The EPR has been deployed in several countries, including France, Finland, UK, and China, with varying degrees of success and construction challenges. It represents an advancement in nuclear reactor technology, incorporating improved safety features, higher power output, and enhanced efficiency compared to earlier generations of reactors.

So, the EPR reactor takes existing technology a step further into the future. It incorporates all recent advances in the areas of nuclear safety, environmental protection, technical performance and economic efficiency, delivering safe and competitive power without emitting greenhouse gases.

The EPR design incorporates extremely reliable safety features. More specifically, its safeguard systems comprise four redundant trains, each of which is able to totally fulfill one of the two essential safety functions (stopping the nuclear reaction and cooling the reactor), required to protect man and the environment in any situation.

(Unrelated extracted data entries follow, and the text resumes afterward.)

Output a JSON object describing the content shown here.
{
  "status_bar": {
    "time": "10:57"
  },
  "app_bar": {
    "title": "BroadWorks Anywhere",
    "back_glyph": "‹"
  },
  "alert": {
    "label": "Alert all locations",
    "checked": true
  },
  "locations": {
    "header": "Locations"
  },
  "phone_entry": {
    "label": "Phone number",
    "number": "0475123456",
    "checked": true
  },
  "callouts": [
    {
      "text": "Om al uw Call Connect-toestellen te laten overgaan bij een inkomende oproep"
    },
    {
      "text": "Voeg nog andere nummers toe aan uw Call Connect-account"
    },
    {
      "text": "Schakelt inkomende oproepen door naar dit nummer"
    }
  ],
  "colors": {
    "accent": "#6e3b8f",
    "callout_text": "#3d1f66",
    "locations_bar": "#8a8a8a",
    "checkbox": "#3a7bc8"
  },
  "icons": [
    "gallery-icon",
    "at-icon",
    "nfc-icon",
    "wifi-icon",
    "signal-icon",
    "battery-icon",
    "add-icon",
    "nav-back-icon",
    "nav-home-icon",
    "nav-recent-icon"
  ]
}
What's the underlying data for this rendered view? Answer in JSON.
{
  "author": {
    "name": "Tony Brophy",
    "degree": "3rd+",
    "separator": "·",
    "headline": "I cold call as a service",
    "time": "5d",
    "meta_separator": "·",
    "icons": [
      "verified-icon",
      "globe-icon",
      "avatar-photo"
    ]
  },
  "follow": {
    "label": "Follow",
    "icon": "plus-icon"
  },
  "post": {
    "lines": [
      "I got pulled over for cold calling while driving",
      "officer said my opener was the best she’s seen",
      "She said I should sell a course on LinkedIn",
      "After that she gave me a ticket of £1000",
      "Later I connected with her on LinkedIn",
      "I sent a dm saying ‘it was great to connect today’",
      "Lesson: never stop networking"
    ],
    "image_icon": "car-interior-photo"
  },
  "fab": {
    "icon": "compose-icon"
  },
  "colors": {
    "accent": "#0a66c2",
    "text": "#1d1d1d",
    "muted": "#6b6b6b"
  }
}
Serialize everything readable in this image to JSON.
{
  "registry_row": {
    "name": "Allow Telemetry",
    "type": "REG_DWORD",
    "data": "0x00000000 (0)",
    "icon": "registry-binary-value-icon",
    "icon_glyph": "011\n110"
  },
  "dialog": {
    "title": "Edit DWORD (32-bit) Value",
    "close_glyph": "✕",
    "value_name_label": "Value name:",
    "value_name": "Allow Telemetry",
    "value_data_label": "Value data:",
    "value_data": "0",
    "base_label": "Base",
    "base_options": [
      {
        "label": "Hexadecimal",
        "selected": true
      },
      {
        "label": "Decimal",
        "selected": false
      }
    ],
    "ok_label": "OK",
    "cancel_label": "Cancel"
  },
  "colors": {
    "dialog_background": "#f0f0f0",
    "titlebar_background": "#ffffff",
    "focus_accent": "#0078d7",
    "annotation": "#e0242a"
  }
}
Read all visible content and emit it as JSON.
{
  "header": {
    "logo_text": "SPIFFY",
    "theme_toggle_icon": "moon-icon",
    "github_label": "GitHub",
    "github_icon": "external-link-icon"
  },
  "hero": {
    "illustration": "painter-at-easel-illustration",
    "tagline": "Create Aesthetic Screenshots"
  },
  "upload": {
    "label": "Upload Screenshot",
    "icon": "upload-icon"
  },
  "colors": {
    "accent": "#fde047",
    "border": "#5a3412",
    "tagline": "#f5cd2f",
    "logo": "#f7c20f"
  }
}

View of a nuclear power plant.

Key Features And Characteristics of the EPR

  • Pressurized Water Reactor (PWR): The EPR is a type of PWR, which means it uses water as both a coolant and a moderator. The water is kept under high pressure to prevent boiling and maintain its liquid state.
  • Enhanced Safety Systems: The EPR incorporates advanced safety systems to ensure the reactor's safe operation. These include a double containment structure, a core catcher to contain and cool the molten core in case of a severe accident, and passive safety features that rely on natural processes rather than active mechanisms.
  • Higher Power Output: The EPR is designed to produce a higher power output compared to older reactor designs. It typically has a net electrical output of around 1,600 megawatts, making it one of the largest reactors in operation.
  • Improved Efficiency advanced technology to enhance its thermal efficiency, which means it can convert a greater proportion of the released energy into electricity. This leads to improved overall plant efficiency and reduced fuel consumption.
  • Long Operational Lifespan: The EPR is designed to operate for a long period, typically around 60 years. This longevity contributes to the economic viability of the reactor and maximizes its energy production over its lifetime.
  • Stringent Regulatory Standards: The design and construction of the EPR adhere to strict regulatory standards set by nuclear safety authorities, including the International Atomic Energy Agency (IAEA) and national regulatory bodies in countries where the reactors are built.